A Anorexia Nervosa, por sua vez, é um transtorno emocional que consiste em uma perda de peso derivada e um intenso temor da obesidade. Esses sentimentos têm como conseqüência uma serie de condutas anômalas. A Anorexia Nervosa acomete preferentemente a mulheres jovens entre 14 e 18 anos. A Bulimia Nervosa é um transtorno mental que se caracteriza por episódios repetidos de ingestão excessiva de alimentos num curto espaço de tempo (as crises bulímicas), seguido por uma preocupação exagerada sobre o controle do peso corporal, preocupação esta que leva a pessoa a adotar condutas inadequadas e perigosas para sua saúde, como por exemplo o vômito freqüente, uso abusivo de laxantes e diuréticos. A Bulimia Nervosa também acomete preferentemente a mulheres jovens ainda que algo maiores que em Anorexia.
Alem dos transtornos estimulados pela conjuntura cultural, há ainda o problema imposto às pessoas com sobrepeso (veja Obesidade). Existem dois agravantes sociais cruciais influindo na vida das pessoas acima do peso ideal; uma influência francamente recriminadora e de exclusão social dos obesos e outra, absolutamente estimulante para a manutenção e desenvolvimento da própria obesidade.
É grosseira e desumana discriminação estética imposta pelos parâmetros ditatoriais das medidas, juntamente com o julgamento do obeso como uma pessoa que não tem força de vontade e que ele é assim por ser preguiçoso.
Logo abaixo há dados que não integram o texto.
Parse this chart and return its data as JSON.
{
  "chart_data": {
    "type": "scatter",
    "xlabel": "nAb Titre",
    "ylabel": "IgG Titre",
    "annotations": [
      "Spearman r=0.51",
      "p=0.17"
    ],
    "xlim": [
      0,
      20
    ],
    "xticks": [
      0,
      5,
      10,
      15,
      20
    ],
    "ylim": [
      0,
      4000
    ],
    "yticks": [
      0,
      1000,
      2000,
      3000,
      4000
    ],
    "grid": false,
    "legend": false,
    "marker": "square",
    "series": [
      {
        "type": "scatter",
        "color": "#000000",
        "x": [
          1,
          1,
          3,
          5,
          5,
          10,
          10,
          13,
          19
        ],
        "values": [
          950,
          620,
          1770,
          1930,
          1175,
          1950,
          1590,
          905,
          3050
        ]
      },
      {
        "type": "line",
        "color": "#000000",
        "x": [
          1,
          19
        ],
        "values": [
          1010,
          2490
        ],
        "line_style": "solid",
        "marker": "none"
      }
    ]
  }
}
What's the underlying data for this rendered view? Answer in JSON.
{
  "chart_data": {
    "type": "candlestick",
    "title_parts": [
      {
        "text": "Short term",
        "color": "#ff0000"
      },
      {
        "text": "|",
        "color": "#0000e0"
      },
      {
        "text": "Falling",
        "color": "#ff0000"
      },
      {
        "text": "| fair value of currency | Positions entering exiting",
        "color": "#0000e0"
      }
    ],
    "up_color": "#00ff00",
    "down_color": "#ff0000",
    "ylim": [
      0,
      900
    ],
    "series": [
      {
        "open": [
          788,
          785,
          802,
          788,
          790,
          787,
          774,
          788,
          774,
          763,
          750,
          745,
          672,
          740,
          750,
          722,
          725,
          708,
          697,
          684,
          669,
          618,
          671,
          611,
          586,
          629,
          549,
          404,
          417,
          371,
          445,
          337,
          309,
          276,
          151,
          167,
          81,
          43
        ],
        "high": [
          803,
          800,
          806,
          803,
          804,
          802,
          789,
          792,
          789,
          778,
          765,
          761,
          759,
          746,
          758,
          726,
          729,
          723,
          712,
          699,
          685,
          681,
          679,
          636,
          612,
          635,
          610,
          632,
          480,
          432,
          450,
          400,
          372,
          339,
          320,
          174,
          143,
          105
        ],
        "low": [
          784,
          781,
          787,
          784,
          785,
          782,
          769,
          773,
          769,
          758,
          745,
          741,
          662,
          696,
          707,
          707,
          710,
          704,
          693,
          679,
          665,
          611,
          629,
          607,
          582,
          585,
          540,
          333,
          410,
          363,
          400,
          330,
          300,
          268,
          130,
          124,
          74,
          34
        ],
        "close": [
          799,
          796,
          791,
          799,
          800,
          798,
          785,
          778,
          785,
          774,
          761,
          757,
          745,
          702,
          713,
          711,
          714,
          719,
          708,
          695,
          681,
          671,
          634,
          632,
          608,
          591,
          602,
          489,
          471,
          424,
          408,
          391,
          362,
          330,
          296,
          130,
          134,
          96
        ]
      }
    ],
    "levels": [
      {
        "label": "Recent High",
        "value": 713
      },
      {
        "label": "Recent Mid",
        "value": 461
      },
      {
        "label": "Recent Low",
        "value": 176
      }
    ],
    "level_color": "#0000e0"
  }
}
Cogitar deixa-lo do jeito que estiver, principalmente se estiver se sentindo bem com isso, nem pensar. O policiamento cultural é intenso. O enfoque discriminatório pode gerar preconceito em relação à pessoa obesa, acaba proporcionando dificuldades para relacionamentos sociais e afetivos, problemas para encontrar emprego e até quadros psiquiátricos gravemente depressivos e conseqüentes a essa marginalização.
Clinicamente a obesidade pode ser considerada hoje uma doença crônica, capaz de provocar ou acelerar o desenvolvimento de outras doenças e que concorre para uma morte mais precocemente. Porém, existem inúmeros estados ou situações entre a obesidade e o simples sobrepeso e as regras de um estado não deveriam ser as mesmas do outro, em termos de felicidade. A obesidade, de fato, deve ser prevenida e corrigida, tendo em vista os sabidos efeitos deletérios sobre a saúde e a qualidade de vida. O sobrepeso, entretanto, deve ser melhor avaliado à luz das repercussões culturais, das restrições sociais e da baixa autoestima que esses fatores estimulam.
Paradoxalmente, em franca contra-posição à tendência repulsiva da sociedade contra a obesidade, a ingestão excessiva de alimentos, desde criança, é bastante estimulada por nossa cultura altamente consumista. A armadilha está no forte apelo cultural através da propaganda, do marketing e da mídia publicitária para a ingestão excessiva de alimentos supérfluos, como balas, bolachas, salgadinhos, cerveja, sorvetes, etc. O próprio relacionamento social concorre para a ingestão de alimentos, como por exemplo, o costume de agraciarmos nossas visitas, amigos, clientes ou grupos culturais com jantares, lanches, happy hour, cafezinho, bolo, etc.